1. Psychiatric abuse (which for this purpose, I'm defining as any NONCONSENSUAL interference in a person's neurological or cognitive processes) is a profoundly intimate violation that is, at some level, a sexual or sexualized violation.
2. Mainstream society is more likely to recognize the sexualized implications of this when the victim is female rather than male (thus why drugging a nonconsenting woman's drink, for instance, is recognized as an implicitly sexual threat, while drugging a nonconsenting man's drink is not, even though of course it COULD be -- men are victims of date rape drugs too, after all).
3. However, psychiatric abuse is only commonly recognized as wrong and violating at all (including potentially sexually so) when the victims are neurotypical to begin with. This includes sexualized psychiatric abuse.
4. Forms of psychiatric abuse that would be recognized as not only abusive, but abusive in a specifically sexualized way (e.g. an adult training a child to accept physically painful expressions of physical affection by rewarding her when she passively accepts unwanted affection and punishing her when she refuses it) are therefore not recognized as either abusive or sexualized when the victims are disabled/neurodivergent people.
5. Medical and caregiving contexts are presumed to erase sexual intent, and thus erase the possibility of sexual abuse or sexualized physical or psychiatric abuse.

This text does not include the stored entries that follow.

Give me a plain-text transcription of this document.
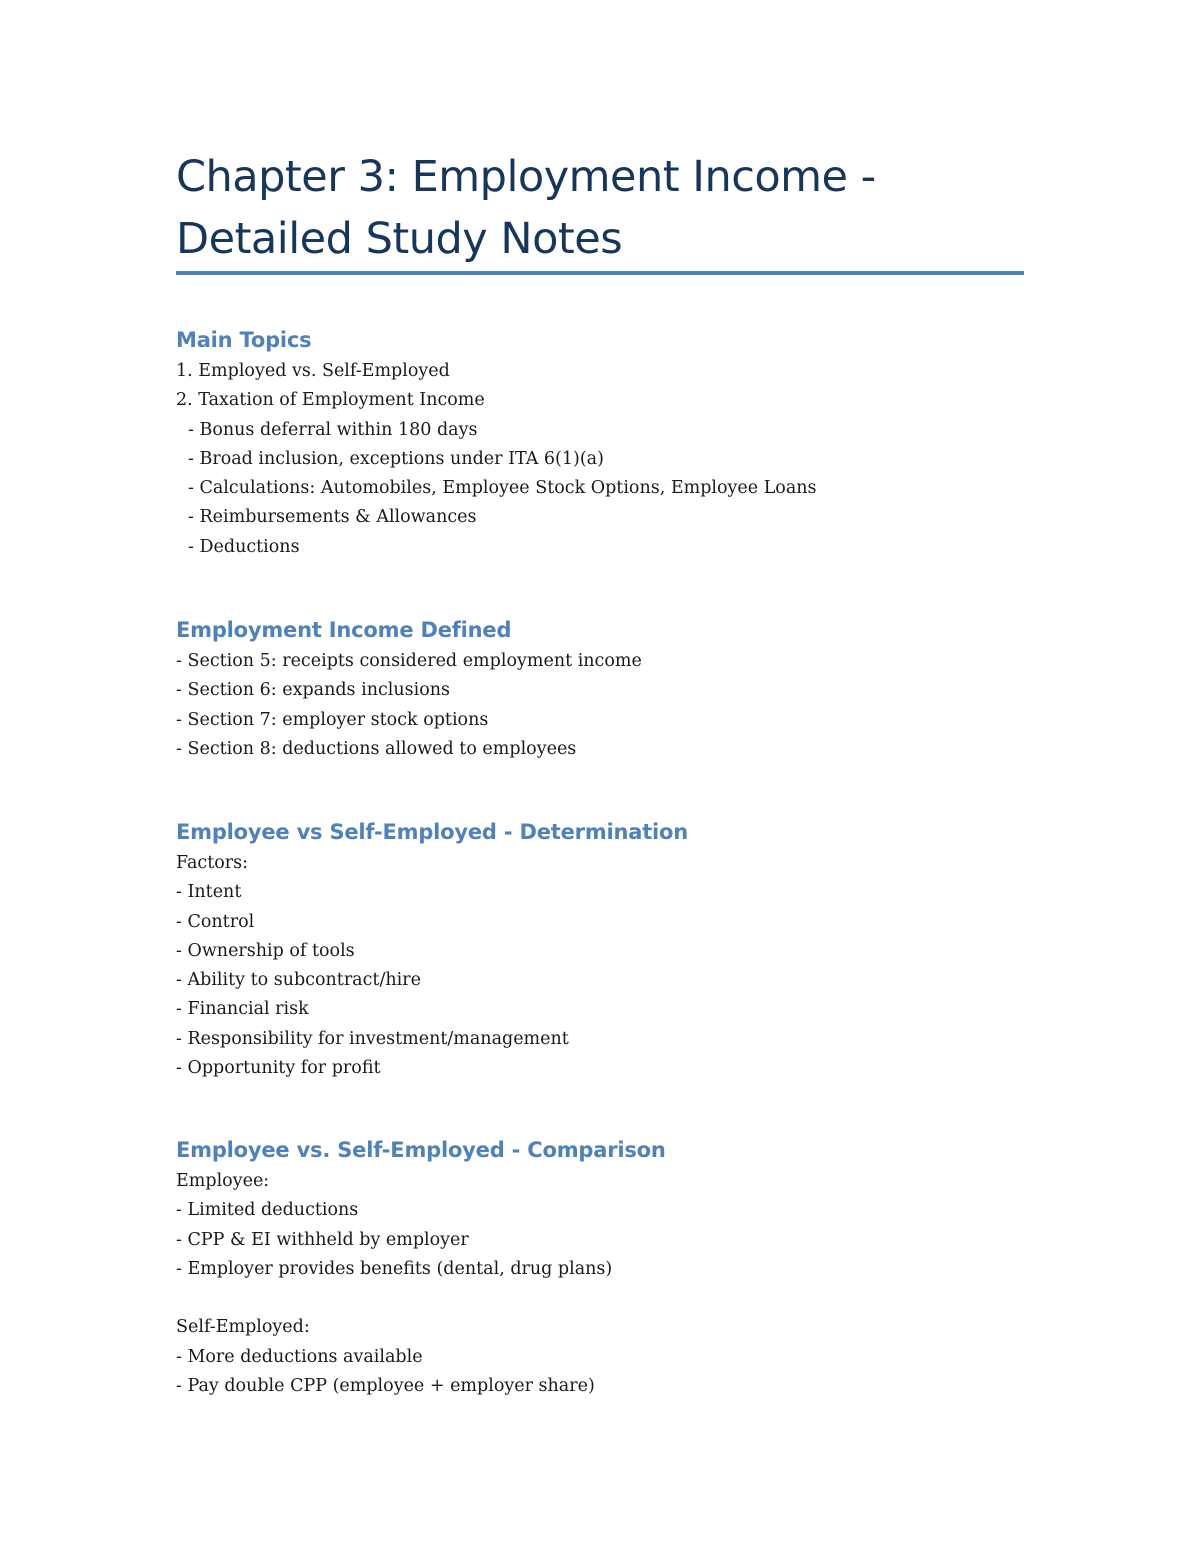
Chapter 3: Employment Income -
Detailed Study Notes
Main Topics

1. Employed vs. Self-Employed

2. Taxation of Employment Income

- Bonus deferral within 180 days

- Broad inclusion, exceptions under ITA 6(1)(a)

- Calculations: Automobiles, Employee Stock Options, Employee Loans

- Reimbursements & Allowances

- Deductions

Employment Income Defined

- Section 5: receipts considered employment income

- Section 6: expands inclusions

- Section 7: employer stock options

- Section 8: deductions allowed to employees

Employee vs Self-Employed - Determination

Factors:

- Intent

- Control

- Ownership of tools

- Ability to subcontract/hire

- Financial risk

- Responsibility for investment/management

- Opportunity for profit

Employee vs. Self-Employed - Comparison

Employee:

- Limited deductions

- CPP & EI withheld by employer

- Employer provides benefits (dental, drug plans)

Self-Employed:

- More deductions available

- Pay double CPP (employee + employer share)
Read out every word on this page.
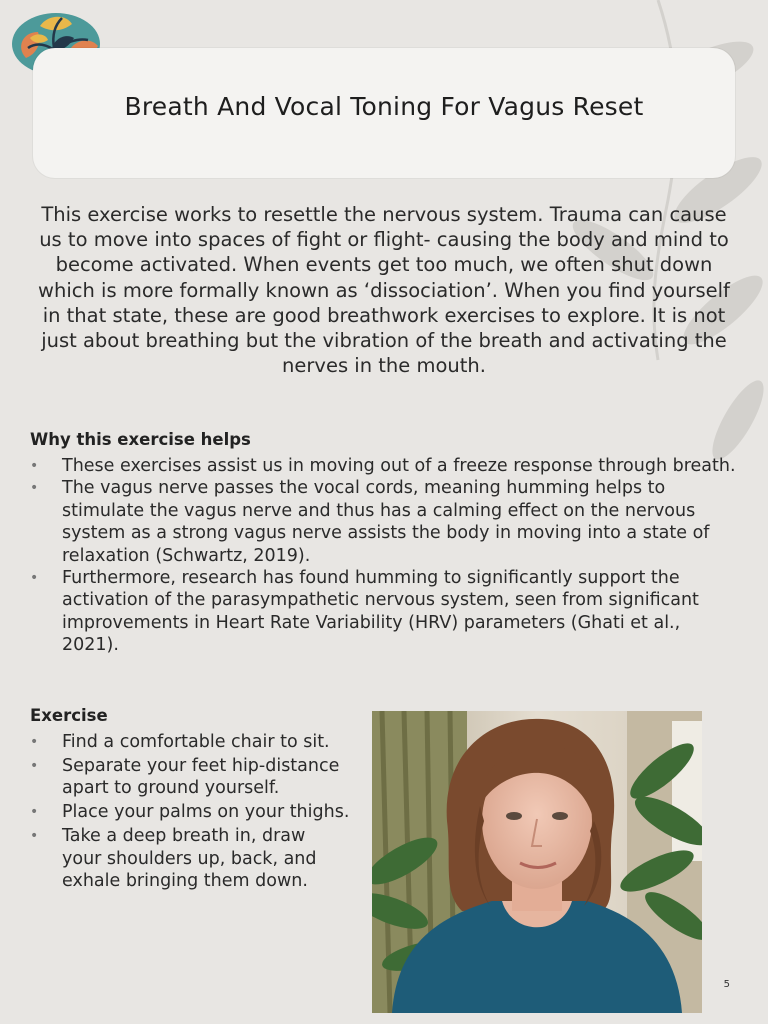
Breath And Vocal Toning For Vagus Reset

This exercise works to resettle the nervous system. Trauma can cause us to move into spaces of fight or flight- causing the body and mind to become activated. When events get too much, we often shut down which is more formally known as ‘dissociation’. When you find yourself in that state, these are good breathwork exercises to explore. It is not just about breathing but the vibration of the breath and activating the nerves in the mouth.

Why this exercise helps
• These exercises assist us in moving out of a freeze response through breath.
• The vagus nerve passes the vocal cords, meaning humming helps to stimulate the vagus nerve and thus has a calming effect on the nervous system as a strong vagus nerve assists the body in moving into a state of relaxation (Schwartz, 2019).
• Furthermore, research has found humming to significantly support the activation of the parasympathetic nervous system, seen from significant improvements in Heart Rate Variability (HRV) parameters (Ghati et al., 2021).
Exercise
• Find a comfortable chair to sit.
• Separate your feet hip-distance apart to ground yourself.
• Place your palms on your thighs.
• Take a deep breath in, draw your shoulders up, back, and exhale bringing them down.
5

This is included in children's education about sexual abuse, e.g. "No one should touch your bathing suit area* except a doctor."
6. Because disabled people are perpetually considered "patients" (as evidenced by nonsensical terms like "Down Syndrome patients"), all interactions between disabled people and typical people (especially those in helping or caregiver roles) are given the presumption of nonsexual intent (and thus, potential for sexual or sexualized physical/psychiatric abuse is presumed erased). Some advocates have attributed this to the fact that disabled people are desexualized, and this is certainly a big part of it, but it's also that the caregiver role is desexualized.
7. I realize this is a dangerous point to be making, because ALREADY too much discussion of potentially-sexualized medical abuse is derailed by arguments about whether it's sexual rather than about whether it's abuse. Any medical, physical, or psychiatric abuse is abuse, regardless of sexual intent or lack thereof. But also, separately -- sometimes it's sexual.
8. A sexualized violation can occur without the perpetrator necessarily having sexual intent. Forcibly drugging an abled, neurotypical woman without her consent is recognized as a sexualized violation, even if the perpetrator does not do so with sexual intent. There's no reason not rooted in oppression that equivalent violations of disabled people (and, to a lesser extent, of abled neurotypical men) are not seen as similarly sexualized violations.
*Side note: When did "bathing suit area" get to be the preferred euphemism here? It's weird.